From 96a5bc31089dadca466327794626991231609340 Mon Sep 17 00:00:00 2001
From: rjawor <rjawor@amu.edu.pl>
Date: Fri, 28 Apr 2017 13:48:32 +0200
Subject: [PATCH] original sentence in tokenized sentence

---
 concordia/tokenized_sentence.cpp |  3 ++-
 concordia/tokenized_sentence.hpp | 13 ++++++++++++-
 2 files changed, 14 insertions(+), 2 deletions(-)
diff --git a/concordia/tokenized_sentence.cpp b/concordia/tokenized_sentence.cpp
index e32b813..bd2a189 100644
--- a/concordia/tokenized_sentence.cpp
+++ b/concordia/tokenized_sentence.cpp
@@ -7,7 +7,8 @@
 #include <boost/algorithm/string.hpp>
 
 TokenizedSentence::TokenizedSentence(std::string sentence):
-                                         _sentence(sentence) {
+                                         _sentence(sentence),
+                                         _originalSentence(sentence) {
 }
 
 TokenizedSentence::~TokenizedSentence() {
diff --git a/concordia/tokenized_sentence.hpp b/concordia/tokenized_sentence.hpp
index e2a3eab..fd7648d 100644
--- a/concordia/tokenized_sentence.hpp
+++ b/concordia/tokenized_sentence.hpp
@@ -35,13 +35,22 @@ public:
     */
     virtual ~TokenizedSentence();
 
-    /*! Getter for the string sentence, which is used for extracting tokens.
+    /*! Getter for the string sentence,
+        which might have been modified during tokenization.
       \returns sentence
     */
     std::string getSentence() const {
         return _sentence;
     }
 
+    /*! Getter for the original string sentence,
+        which was used for extracting tokens.

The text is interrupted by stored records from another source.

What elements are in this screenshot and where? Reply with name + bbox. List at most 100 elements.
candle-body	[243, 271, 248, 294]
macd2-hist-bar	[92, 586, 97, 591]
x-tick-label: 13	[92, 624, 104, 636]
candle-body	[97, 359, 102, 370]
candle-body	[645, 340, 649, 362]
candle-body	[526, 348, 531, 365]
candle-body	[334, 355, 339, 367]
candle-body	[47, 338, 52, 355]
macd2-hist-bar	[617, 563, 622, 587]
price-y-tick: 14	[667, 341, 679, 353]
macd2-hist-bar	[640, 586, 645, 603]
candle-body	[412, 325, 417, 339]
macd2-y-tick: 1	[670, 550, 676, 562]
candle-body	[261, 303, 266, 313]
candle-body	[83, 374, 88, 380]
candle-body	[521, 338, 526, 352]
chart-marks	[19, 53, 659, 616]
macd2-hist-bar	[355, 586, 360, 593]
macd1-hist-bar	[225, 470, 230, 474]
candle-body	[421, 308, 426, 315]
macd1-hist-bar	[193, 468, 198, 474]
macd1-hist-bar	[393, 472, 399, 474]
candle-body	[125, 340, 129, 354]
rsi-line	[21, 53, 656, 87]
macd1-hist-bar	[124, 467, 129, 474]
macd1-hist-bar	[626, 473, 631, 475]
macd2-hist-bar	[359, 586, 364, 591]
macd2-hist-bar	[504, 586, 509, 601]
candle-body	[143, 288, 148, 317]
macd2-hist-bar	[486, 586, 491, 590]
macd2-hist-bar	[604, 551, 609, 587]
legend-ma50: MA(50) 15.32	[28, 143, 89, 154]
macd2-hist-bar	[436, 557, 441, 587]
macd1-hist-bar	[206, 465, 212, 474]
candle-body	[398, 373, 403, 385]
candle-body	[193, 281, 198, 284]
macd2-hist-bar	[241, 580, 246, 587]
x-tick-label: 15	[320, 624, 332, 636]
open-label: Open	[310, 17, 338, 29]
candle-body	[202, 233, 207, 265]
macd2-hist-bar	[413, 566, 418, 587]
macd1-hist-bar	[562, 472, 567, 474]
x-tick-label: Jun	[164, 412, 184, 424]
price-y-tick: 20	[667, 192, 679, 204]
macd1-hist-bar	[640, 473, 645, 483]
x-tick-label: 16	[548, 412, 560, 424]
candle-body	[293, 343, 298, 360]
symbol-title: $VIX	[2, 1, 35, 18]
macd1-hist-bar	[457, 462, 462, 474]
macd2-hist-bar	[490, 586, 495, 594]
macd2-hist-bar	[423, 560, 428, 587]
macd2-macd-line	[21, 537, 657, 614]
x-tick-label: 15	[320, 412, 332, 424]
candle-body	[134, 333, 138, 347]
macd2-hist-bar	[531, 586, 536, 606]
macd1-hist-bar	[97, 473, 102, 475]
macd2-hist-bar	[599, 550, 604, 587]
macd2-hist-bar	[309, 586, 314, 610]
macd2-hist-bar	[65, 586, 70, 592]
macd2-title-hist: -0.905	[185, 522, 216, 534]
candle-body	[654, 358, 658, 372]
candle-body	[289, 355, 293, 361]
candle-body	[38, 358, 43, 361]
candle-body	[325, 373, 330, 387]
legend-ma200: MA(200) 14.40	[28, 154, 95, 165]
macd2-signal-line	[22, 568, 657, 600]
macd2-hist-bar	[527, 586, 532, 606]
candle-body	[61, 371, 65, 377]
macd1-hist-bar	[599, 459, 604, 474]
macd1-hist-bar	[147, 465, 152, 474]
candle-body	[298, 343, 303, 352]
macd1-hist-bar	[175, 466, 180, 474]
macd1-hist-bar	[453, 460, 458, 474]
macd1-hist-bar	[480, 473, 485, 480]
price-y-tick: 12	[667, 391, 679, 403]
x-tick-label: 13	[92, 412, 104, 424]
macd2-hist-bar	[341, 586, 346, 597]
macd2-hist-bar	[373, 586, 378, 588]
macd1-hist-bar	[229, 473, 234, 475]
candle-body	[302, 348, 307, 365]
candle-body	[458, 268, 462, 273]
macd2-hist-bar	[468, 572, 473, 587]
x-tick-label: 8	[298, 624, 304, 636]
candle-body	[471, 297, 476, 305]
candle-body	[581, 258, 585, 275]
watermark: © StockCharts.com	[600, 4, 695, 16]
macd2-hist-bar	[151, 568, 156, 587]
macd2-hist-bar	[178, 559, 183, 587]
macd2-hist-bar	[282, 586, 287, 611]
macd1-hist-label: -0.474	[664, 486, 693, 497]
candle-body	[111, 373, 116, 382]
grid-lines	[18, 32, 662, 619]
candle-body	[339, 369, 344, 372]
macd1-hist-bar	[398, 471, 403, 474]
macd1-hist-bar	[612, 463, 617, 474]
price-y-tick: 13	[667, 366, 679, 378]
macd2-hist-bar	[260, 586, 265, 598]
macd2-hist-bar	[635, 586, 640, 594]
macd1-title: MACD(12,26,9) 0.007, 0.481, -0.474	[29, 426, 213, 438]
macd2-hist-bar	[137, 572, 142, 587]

+      \returns originalSentence
+    */
+    std::string getOriginalSentence() const {
+        return _originalSentence;
+    }
+
     /*! Method for getting tokenized sentence in a string format (
     tokens separated by single spaces.
       \returns tokenized sentence
@@ -126,6 +135,8 @@ public:
 private:
     std::string _sentence;
 
+    std::string _originalSentence;
+
     std::list<TokenAnnotation> _tokenAnnotations;
 
     std::vector<INDEX_CHARACTER_TYPE> _codes;